Man verwijt RDW geen gevolgen te willen dragen voor fout van medewerker postagentschap

Rapport

Een man heeft bij een postagentschap kenteken X willen schorsen, zodat hij voor dat kenteken niet aan de voertuigverplichtingen (zoals een WA-verzekering) behoefde te voldoen. Hij stelt hiertoe de benodigde kentekenpapieren te hebben overhandigd aan de medewerker van het postagentschap.
Toen hij een tijd later een boete voor dit kenteken ontving, omdat hij niet aan de verzekeringsplicht had voldaan, bleek hem dat het kenteken niet was geschorst. Hij diende bij de RDW een klacht in over de fout van het postagentschap.

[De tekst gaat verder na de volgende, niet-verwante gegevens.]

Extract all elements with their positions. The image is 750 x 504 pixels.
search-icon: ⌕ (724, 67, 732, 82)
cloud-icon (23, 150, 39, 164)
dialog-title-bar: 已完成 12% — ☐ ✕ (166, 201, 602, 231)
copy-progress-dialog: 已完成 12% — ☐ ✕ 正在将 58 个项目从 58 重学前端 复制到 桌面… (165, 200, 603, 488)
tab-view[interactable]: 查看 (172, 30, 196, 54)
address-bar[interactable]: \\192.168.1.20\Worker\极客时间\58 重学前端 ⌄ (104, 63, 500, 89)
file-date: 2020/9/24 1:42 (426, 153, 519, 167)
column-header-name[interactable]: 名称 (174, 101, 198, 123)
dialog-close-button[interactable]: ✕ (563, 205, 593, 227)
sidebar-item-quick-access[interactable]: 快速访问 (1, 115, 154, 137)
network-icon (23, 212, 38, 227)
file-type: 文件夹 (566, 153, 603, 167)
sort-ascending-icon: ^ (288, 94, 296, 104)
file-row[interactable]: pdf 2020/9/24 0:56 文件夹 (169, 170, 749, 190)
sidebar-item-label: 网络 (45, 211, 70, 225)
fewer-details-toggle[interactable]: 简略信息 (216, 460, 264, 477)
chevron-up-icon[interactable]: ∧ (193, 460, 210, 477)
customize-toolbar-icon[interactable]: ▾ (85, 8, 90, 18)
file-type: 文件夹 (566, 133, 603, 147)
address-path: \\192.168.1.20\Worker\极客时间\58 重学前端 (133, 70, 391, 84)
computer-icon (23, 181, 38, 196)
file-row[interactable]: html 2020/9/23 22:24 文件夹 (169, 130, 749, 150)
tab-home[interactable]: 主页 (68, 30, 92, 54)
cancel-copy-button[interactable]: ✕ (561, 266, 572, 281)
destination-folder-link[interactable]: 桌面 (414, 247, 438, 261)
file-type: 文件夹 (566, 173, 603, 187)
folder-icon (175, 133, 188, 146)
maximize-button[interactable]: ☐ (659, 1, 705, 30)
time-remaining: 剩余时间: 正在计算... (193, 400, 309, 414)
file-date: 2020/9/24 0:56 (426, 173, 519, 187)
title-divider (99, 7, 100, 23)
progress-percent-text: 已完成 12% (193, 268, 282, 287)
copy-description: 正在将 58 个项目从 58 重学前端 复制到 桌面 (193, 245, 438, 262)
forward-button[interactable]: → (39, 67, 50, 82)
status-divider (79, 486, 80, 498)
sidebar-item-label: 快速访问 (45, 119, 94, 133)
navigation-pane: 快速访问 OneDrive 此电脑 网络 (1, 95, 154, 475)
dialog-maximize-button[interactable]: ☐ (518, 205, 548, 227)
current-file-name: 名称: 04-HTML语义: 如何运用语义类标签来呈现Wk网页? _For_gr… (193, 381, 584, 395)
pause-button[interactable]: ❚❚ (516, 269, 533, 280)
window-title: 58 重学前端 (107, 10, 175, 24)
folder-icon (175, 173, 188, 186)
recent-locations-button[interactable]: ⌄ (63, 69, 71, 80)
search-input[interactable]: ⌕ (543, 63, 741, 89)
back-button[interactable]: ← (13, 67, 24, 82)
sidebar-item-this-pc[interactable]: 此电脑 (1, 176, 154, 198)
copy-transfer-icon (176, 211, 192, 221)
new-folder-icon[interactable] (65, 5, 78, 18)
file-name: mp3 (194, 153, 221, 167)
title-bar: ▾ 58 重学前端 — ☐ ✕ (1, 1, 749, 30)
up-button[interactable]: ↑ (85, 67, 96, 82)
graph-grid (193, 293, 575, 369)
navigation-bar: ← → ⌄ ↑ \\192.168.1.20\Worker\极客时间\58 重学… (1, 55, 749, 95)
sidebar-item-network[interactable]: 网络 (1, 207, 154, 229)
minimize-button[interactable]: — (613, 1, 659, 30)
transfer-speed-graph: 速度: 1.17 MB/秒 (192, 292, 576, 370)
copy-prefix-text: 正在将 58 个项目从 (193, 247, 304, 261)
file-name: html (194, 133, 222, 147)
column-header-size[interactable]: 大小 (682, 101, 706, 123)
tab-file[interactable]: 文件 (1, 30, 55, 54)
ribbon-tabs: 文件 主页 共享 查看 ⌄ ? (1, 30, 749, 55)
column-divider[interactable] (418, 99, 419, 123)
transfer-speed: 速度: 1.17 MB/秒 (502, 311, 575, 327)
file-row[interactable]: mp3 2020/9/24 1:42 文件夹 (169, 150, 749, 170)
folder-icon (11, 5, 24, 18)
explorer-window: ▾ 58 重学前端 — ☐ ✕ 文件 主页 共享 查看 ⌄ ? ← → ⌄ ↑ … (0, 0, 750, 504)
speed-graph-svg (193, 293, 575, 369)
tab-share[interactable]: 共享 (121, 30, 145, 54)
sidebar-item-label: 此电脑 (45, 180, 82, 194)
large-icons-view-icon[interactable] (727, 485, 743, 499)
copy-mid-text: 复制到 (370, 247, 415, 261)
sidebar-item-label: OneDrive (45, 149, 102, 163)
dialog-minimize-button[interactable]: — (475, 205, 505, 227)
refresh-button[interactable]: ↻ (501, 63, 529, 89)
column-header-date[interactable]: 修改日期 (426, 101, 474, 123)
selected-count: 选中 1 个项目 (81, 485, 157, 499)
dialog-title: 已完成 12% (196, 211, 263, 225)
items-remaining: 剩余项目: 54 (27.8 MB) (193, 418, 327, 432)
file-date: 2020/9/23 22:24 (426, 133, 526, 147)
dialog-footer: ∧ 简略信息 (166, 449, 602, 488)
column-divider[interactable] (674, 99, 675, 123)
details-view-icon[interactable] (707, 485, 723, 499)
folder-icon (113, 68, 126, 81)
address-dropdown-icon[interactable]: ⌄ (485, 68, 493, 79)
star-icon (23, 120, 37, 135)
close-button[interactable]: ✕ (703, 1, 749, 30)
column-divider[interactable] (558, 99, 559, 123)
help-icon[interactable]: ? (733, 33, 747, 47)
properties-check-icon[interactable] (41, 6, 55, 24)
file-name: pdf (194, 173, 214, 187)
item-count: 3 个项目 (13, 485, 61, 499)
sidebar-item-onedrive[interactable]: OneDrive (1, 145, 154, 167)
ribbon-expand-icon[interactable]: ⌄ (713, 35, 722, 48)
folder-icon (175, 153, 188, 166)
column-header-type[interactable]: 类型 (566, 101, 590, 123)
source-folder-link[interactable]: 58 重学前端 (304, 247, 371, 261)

De RDW onderzocht de kwestie en kwam tot de conclusie dat er op de bewuste dag wel een schorsing was geregeld, maar voor kenteken Y dat ook op meneer zijn naam stond. Aangezien meerdere onderzoeken van het systeem geen fouten hadden laten zien en het systeem zodanig werkt dat het postagentschap een schorsing alleen kan regelen als de kentekenhouder de kentekendelen deel Ib en deel II met bepaalde codes van het bewuste kenteken overhandigd, ging de RDW ervan uit dat meneer de kentekendelen van kenteken Y aan de medewerker moet hebben gegeven en er dus geen fout is gemaakt. De RDW legde de man, schriftelijk en in gesprekken, het systeem uit en wees er op dat het na de transactie afgegeven tenaamstellingsbewijs 1B bovendien de mogelijkheid aan een kentekenhouder biedt om de transactie te controleren. De RDW verzocht betrokkene aan te geven wat er volgens hem dan fout moest zijn gegaan.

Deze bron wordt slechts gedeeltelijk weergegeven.